If asked, then lie
After the “Balloon Boy Incident,”
Fort Collins, CO. October, 2009.
For six years I kept you safe from it all;
sharp countertops. The toxic lake algae. The toxic grass.
I shut all the windows so the toxic air wouldn’t get in.
I checked your fever with a thin thermometer.
I uncanned soup and paced the linoleum.
I told you to be silent in the attic. I put up posters
searching for your missing body. I did not listen to the men
at the grocery store who said they once saw you
running away from the yard towards the highway,
between traffic lanes on all fours like a determined deer.
I asked countless Hollywood producers if they could
find a team of camera men to record our family.
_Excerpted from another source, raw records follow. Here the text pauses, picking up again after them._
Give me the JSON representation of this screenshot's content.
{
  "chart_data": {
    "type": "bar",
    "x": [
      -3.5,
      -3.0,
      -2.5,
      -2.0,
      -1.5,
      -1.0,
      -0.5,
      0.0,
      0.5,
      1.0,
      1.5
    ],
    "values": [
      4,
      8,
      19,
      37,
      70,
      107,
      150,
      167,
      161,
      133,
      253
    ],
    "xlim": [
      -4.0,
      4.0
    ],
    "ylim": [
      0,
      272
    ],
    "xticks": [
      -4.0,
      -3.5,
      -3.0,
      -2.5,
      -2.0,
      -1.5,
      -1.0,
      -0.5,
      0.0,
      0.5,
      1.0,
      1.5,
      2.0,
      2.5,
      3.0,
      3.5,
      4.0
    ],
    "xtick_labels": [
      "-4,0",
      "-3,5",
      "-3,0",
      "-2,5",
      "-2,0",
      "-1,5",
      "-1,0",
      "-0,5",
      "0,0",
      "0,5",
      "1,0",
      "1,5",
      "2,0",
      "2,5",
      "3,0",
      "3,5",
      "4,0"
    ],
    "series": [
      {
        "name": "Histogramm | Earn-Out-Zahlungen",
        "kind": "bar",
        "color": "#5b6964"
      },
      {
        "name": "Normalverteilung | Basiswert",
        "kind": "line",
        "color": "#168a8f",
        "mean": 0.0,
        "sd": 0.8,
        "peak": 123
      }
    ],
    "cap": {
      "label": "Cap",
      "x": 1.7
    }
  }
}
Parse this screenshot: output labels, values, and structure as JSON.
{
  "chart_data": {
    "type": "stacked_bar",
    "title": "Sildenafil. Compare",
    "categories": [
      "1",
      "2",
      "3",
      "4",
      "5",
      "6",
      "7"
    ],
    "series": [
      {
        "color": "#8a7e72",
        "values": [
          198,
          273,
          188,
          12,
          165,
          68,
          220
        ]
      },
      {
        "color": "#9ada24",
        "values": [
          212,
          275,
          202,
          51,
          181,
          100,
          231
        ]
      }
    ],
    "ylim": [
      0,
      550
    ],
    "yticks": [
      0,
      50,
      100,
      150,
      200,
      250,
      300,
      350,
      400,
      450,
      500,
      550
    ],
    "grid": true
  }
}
I begged air traffic control to close the Denver airport.
I told everyone you were up there, in our silver
weather-balloon stuck in thin air. I asked your father
again and again how we should phrase our loss.
I prepared myself for the interviews, the autographs,
my Good- Morning-America debut. I put on waterproof
mascara. I thought of the intonation and voice
I would use to posture as remorseful.
That is why now, after the reporters found
nothing inside the husk of the balloon,
and you have returned from the attic,
and the people with cameras have all gone back
to Los Angeles, I am here, sitting on the lawn.
Watching a family of elk cross one end of the highway
to the other, thinking of all the mothers
without personal stylists. Without anyone looking at them
at all. Watching the elk. Mowing the grass. Washing a dish.
Three of four elk make it across. One of four, don’t.